NAPOLI – Il restauro dell’Ercole Farnese, capolavoro simbolo del Mann, il Museo archeologico nazionale di Napoli, sta facendo emergere nuoveevidenze cromatiche, grazie ad analisi approfondite (macroscopia, Vil, Uv e prelievi), in particolare sugli occhi e sulla pelle della scultura, tenendo in dovuto conto delle operazioni di reintegro, che hanno compensato le parti di colore che si erano perdute, e quelle di ricostruzione in quelle che si credevano aree cromatiche.
Di non semplice interpretazione è la questione della pelle: sebbene vi siano ampie evidenze che l’Ercole ancora conservi le tracce della policromia originale, in special modo sulle braccia e sul petto, al momento è tuttavia prematuro pensare di fornire un’esatta colorazione dell’epidermide.
Le prime analisi – spiega una nota – “evidenziano la presenza di ematite su tutti i campioni raccolti, sia sul petto che sulle braccia: le prime ipotesi portano a pensare che questo pigmento non fosse quello definitivo, ma probabilmente venisse usato come fondo per accogliere un’ulteriore tonalità, che potesse dare così la cromia desiderata, tendente ad un colore bruno chiaro”.

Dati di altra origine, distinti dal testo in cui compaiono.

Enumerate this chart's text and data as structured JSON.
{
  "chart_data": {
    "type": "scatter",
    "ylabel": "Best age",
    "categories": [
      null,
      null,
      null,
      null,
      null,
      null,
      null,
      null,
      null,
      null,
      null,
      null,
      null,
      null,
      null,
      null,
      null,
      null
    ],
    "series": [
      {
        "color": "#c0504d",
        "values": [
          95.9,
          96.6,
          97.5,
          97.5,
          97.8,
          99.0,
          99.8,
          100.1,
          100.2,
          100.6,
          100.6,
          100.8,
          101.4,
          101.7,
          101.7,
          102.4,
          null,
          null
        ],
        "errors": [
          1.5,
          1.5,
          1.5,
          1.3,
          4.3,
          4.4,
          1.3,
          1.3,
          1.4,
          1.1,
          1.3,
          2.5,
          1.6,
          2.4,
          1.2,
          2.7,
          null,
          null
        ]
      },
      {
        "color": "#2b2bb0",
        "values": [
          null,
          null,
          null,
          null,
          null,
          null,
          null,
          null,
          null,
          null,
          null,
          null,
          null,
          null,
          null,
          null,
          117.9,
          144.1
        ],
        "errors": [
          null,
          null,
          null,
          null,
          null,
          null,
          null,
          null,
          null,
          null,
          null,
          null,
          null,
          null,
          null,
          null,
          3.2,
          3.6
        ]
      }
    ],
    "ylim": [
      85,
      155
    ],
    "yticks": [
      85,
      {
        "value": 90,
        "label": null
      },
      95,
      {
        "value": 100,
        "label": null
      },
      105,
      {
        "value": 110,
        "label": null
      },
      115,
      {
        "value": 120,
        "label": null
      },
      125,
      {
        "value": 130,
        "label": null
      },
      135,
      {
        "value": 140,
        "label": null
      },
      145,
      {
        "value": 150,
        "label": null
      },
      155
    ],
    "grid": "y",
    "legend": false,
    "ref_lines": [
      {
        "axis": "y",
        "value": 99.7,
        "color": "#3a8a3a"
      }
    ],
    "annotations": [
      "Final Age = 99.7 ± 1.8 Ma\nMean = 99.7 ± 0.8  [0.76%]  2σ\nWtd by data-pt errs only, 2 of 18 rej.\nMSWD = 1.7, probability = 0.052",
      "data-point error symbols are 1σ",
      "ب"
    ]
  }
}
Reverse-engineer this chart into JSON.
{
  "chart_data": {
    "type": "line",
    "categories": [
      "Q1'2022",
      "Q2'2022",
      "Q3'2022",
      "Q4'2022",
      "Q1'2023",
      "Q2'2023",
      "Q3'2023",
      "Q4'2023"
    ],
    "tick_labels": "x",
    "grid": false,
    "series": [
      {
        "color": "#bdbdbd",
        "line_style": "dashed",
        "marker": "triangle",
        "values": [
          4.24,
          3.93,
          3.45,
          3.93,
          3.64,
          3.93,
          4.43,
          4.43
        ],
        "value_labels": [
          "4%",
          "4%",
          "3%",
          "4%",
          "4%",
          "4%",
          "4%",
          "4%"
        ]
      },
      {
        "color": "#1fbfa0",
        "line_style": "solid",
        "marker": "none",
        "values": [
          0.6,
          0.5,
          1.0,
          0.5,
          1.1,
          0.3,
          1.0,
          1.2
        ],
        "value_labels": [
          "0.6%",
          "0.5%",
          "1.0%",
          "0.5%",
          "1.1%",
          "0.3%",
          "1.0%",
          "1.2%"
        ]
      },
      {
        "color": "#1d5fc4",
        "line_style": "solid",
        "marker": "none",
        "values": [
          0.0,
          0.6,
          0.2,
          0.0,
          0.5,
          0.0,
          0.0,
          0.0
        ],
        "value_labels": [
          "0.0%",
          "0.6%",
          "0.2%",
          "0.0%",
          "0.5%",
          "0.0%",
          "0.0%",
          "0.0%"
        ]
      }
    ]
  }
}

“In attesa delle indagini che diano un riscontro definitivo, si confermano anche gli studi sulla criniera del leone” – sottolinea Andrea Rossi, che ha condotto le indagini sull’Ercole Farnese. – “Qui il pigmento è a base di ematite, ocra rossa o gialla, da confermare con successive analisi chimiche; tali colori si ritrovano ampiamente anche sulla base di roccia dove l’eroe si appoggia”.
Nella scultura la cromia doveva trovare un’armonica distribuzione: “La barba si presentava di un colore bruno-rossiccio: nelle parti originali sono stati individuati residui di pigmento con le stesse caratteristiche di quelli individuati sulla Leontè e sulla roccia” – commenta Cristiana Barandoni, responsabile scientifico di Mann in Colours.